Today, key human pathogens such as MRSA and E. coli are becoming increasingly resistant to antibiotics. This is known as antimicrobial resistance and is reducing the effectiveness of all known antibiotic classes. Antimicrobial resistant infections killed 1.27 million people in 2019 and are on track to kill 10 million people annually by 2050, overtaking the number of deaths from all cancers. At the same time, fewer and fewer new antibiotics are being discovered and entering the market.

The predicted global impact of antimicrobial resistance by 2050:

  • Deaths from infections that were previously treatable with antibiotics will exceed 10 million per year
  • AMR will result in up to 7.5% global decrease in livestock production
  • Global GDP will decline by 3.8-5%
  • The number of people in extreme poverty will increase by 28.3 million
  • Global real exports will shrink by 1.1%
  • Global healthcare costs will increase from $300 billion to >$1 trillion per year.

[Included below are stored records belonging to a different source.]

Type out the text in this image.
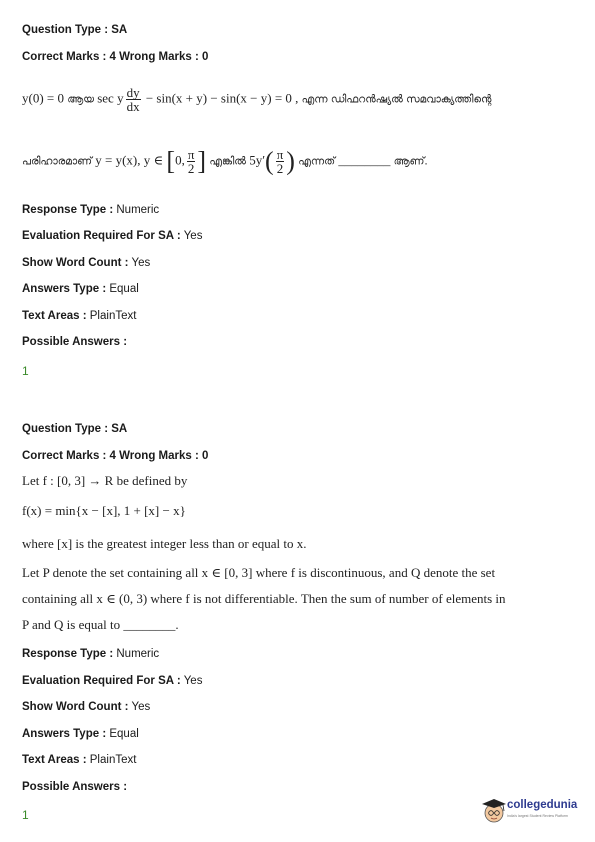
Question Type : SA
Correct Marks : 4 Wrong Marks : 0
y(0) = 0 ആയ sec y $\frac{dy}{dx} - \sin(x + y) - \sin(x - y) = 0$ , എന്ന ഡിഫറൻഷ്യൽ സമവാക്യത്തിന്റെ
പരിഹാരമാണ് y = y(x), y ∈ [0, $\frac{\pi}{2}$ ] എങ്കിൽ $5y'( \frac{\pi}{2}$ ) എന്നത് ________ ആണ്.
Response Type : Numeric
Evaluation Required For SA : Yes
Show Word Count : Yes
Answers Type : Equal
Text Areas : PlainText
Possible Answers :
1
Question Type : SA
Correct Marks : 4 Wrong Marks : 0
Let f : [0, 3] → R be defined by
f(x) = min{x − [x], 1 + [x] − x}
where [x] is the greatest integer less than or equal to x.
Let P denote the set containing all x ∈ [0, 3] where f is discontinuous, and Q denote the set
containing all x ∈ (0, 3) where f is not differentiable. Then the sum of number of elements in
P and Q is equal to ________.
Response Type : Numeric
Evaluation Required For SA : Yes
Show Word Count : Yes
Answers Type : Equal
Text Areas : PlainText
Possible Answers :
1
collegedunia
India's largest Student Review Platform
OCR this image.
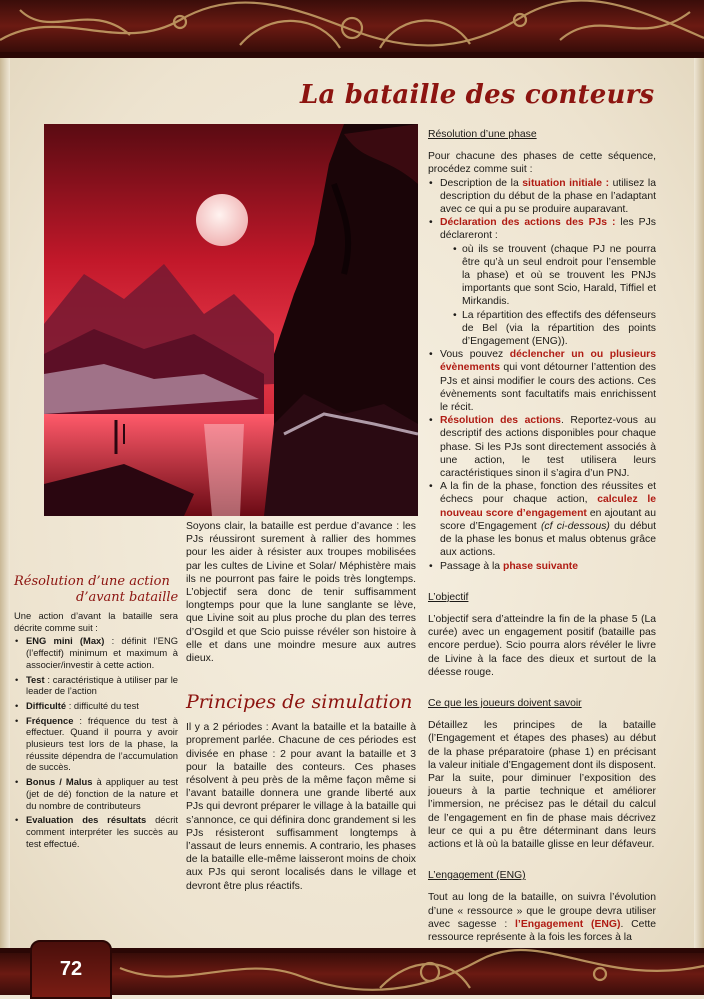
72
La bataille des conteurs
Résolution d’une action
d’avant bataille

Une action d’avant la bataille sera décrite comme suit :

• ENG mini (Max) : définit l’ENG (l’effectif) minimum et maximum à associer/investir à cette action.
• Test : caractéristique à utiliser par le leader de l’action
• Difficulté : difficulté du test
• Fréquence : fréquence du test à effectuer. Quand il pourra y avoir plusieurs test lors de la phase, la réussite dépendra de l’accumulation de succès.
• Bonus / Malus à appliquer au test (jet de dé) fonction de la nature et du nombre de contributeurs
• Evaluation des résultats décrit comment interpréter les succès au test effectué.

Soyons clair, la bataille est perdue d’avance : les PJs réussiront surement à rallier des hommes pour les aider à résister aux troupes mobilisées par les cultes de Livine et Solar/ Méphistère mais ils ne pourront pas faire le poids très longtemps. L’objectif sera donc de tenir suffisamment longtemps pour que la lune sanglante se lève, que Livine soit au plus proche du plan des terres d’Osgild et que Scio puisse révéler son histoire à elle et dans une moindre mesure aux autres dieux.

Principes de simulation

Il y a 2 périodes : Avant la bataille et la bataille à proprement parlée. Chacune de ces périodes est divisée en phase : 2 pour avant la bataille et 3 pour la bataille des conteurs. Ces phases résolvent à peu près de la même façon même si l’avant bataille donnera une grande liberté aux PJs qui devront préparer le village à la bataille qui s’annonce, ce qui définira donc grandement si les PJs résisteront suffisamment longtemps à l’assaut de leurs ennemis. A contrario, les phases de la bataille elle-même laisseront moins de choix aux PJs qui seront localisés dans le village et devront être plus réactifs.

Résolution d’une phase

Pour chacune des phases de cette séquence, procédez comme suit :

• Description de la situation initiale : utilisez la description du début de la phase en l’adaptant avec ce qui a pu se produire auparavant.
• Déclaration des actions des PJs : les PJs déclareront :
• où ils se trouvent (chaque PJ ne pourra être qu’à un seul endroit pour l’ensemble la phase) et où se trouvent les PNJs importants que sont Scio, Harald, Tiffiel et Mirkandis.
• La répartition des effectifs des défenseurs de Bel (via la répartition des points d’Engagement (ENG)).
• Vous pouvez déclencher un ou plusieurs évènements qui vont détourner l’attention des PJs et ainsi modifier le cours des actions. Ces évènements sont facultatifs mais enrichissent le récit.
• Résolution des actions. Reportez-vous au descriptif des actions disponibles pour chaque phase. Si les PJs sont directement associés à une action, le test utilisera leurs caractéristiques sinon il s’agira d’un PNJ.
• A la fin de la phase, fonction des réussites et échecs pour chaque action, calculez le nouveau score d’engagement en ajoutant au score d’Engagement (cf ci-dessous) du début de la phase les bonus et malus obtenus grâce aux actions.
• Passage à la phase suivante
L’objectif

L’objectif sera d’atteindre la fin de la phase 5 (La curée) avec un engagement positif (bataille pas encore perdue). Scio pourra alors révéler le livre de Livine à la face des dieux et surtout de la déesse rouge.

Ce que les joueurs doivent savoir

Détaillez les principes de la bataille (l’Engagement et étapes des phases) au début de la phase préparatoire (phase 1) en précisant la valeur initiale d’Engagement dont ils disposent. Par la suite, pour diminuer l’exposition des joueurs à la partie technique et améliorer l’immersion, ne précisez pas le détail du calcul de l’engagement en fin de phase mais décrivez leur ce qui a pu être déterminant dans leurs actions et là où la bataille glisse en leur défaveur.

L’engagement (ENG)

Tout au long de la bataille, on suivra l’évolution d’une « ressource » que le groupe devra utiliser avec sagesse : l’Engagement (ENG). Cette ressource représente à la fois les forces à la
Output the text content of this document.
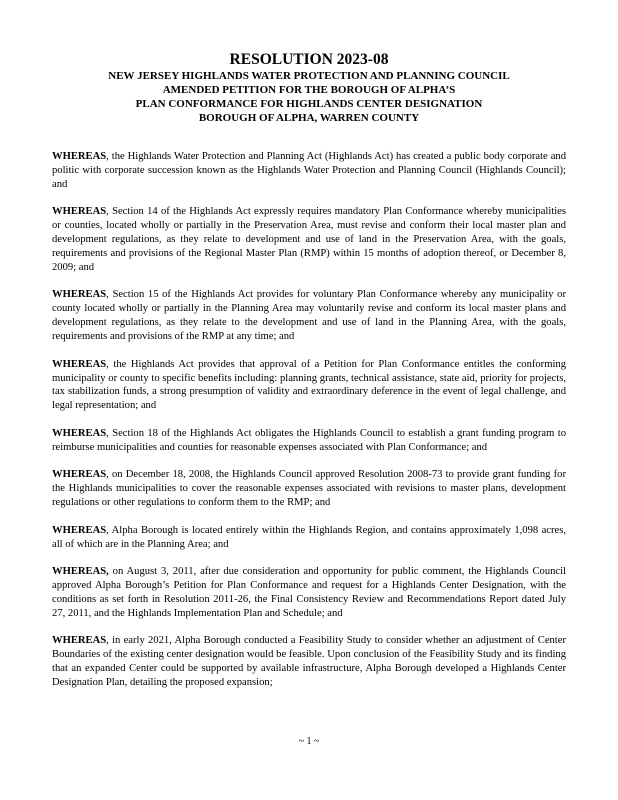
RESOLUTION 2023-08

NEW JERSEY HIGHLANDS WATER PROTECTION AND PLANNING COUNCIL

AMENDED PETITION FOR THE BOROUGH OF ALPHA’S

PLAN CONFORMANCE FOR HIGHLANDS CENTER DESIGNATION

BOROUGH OF ALPHA, WARREN COUNTY

WHEREAS, the Highlands Water Protection and Planning Act (Highlands Act) has created a public body corporate and politic with corporate succession known as the Highlands Water Protection and Planning Council (Highlands Council); and

WHEREAS, Section 14 of the Highlands Act expressly requires mandatory Plan Conformance whereby municipalities or counties, located wholly or partially in the Preservation Area, must revise and conform their local master plan and development regulations, as they relate to development and use of land in the Preservation Area, with the goals, requirements and provisions of the Regional Master Plan (RMP) within 15 months of adoption thereof, or December 8, 2009; and

WHEREAS, Section 15 of the Highlands Act provides for voluntary Plan Conformance whereby any municipality or county located wholly or partially in the Planning Area may voluntarily revise and conform its local master plans and development regulations, as they relate to the development and use of land in the Planning Area, with the goals, requirements and provisions of the RMP at any time; and

WHEREAS, the Highlands Act provides that approval of a Petition for Plan Conformance entitles the conforming municipality or county to specific benefits including: planning grants, technical assistance, state aid, priority for projects, tax stabilization funds, a strong presumption of validity and extraordinary deference in the event of legal challenge, and legal representation; and

WHEREAS, Section 18 of the Highlands Act obligates the Highlands Council to establish a grant funding program to reimburse municipalities and counties for reasonable expenses associated with Plan Conformance; and

WHEREAS, on December 18, 2008, the Highlands Council approved Resolution 2008-73 to provide grant funding for the Highlands municipalities to cover the reasonable expenses associated with revisions to master plans, development regulations or other regulations to conform them to the RMP; and

WHEREAS, Alpha Borough is located entirely within the Highlands Region, and contains approximately 1,098 acres, all of which are in the Planning Area; and

WHEREAS, on August 3, 2011, after due consideration and opportunity for public comment, the Highlands Council approved Alpha Borough’s Petition for Plan Conformance and request for a Highlands Center Designation, with the conditions as set forth in Resolution 2011-26, the Final Consistency Review and Recommendations Report dated July 27, 2011, and the Highlands Implementation Plan and Schedule; and

WHEREAS, in early 2021, Alpha Borough conducted a Feasibility Study to consider whether an adjustment of Center Boundaries of the existing center designation would be feasible. Upon conclusion of the Feasibility Study and its finding that an expanded Center could be supported by available infrastructure, Alpha Borough developed a Highlands Center Designation Plan, detailing the proposed expansion;

~ 1 ~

Consequently, we urgently need new and more rapid approaches to discovering antibiotics. The machine learning tools we are developing can help remove inherent biases and allow the investigation of much broader chemical space to enable discovery of completely new antibiotic classes to circumvent existing and emerging resistance.

Our focus on pandemic preparedness

covid 19

Viral pathogens with pandemic potential are a significant threat to our healthcare systems and economy.

Viral pathogens with pandemic potential are a significant threat to our healthcare systems and economy. For example, SARS-CoV-2, the virus responsible for COVID-19, already accounted for 6.5 million deaths worldwide at the time of writing and has had devastating impacts on global economies and supply chains. Alongside vaccines, antivirals are a key technology for limiting the impact of a future pandemic. 

Focusing on zoonotic diseases, which transmit from animals to humans:

  • 75% of emerging human diseases are zoonotic (animal to human)
  • 300% increase in outbreaks seen in zoonotic diseases over the past 30 years
  • ~2.5 billion cases of illness and 2.7 million deaths from zoonoses every year
  • 540,000 – 850,000 unknown viruses existing in nature are estimated to be zoonotic

Unlike AMR, we are unaware of the identity of a future pandemic-causing zoonotic disease. However, our ability to rapidly develop antivirals in such an event will be aided by the tools we are developing today. The ability to rapidly screen a larger pool of compounds against new targets, aided by new AI methods such that successful candidates can be readily deployed at the onset of a new pandemic, could potentially reduce the severity of infection by such a pathogen.

We envision a future where data science is deeply imbedded into the drug discovery process, giving us rapid and cost-effective access to AI-derived next generation medicines for a range of currently untreatable diseases.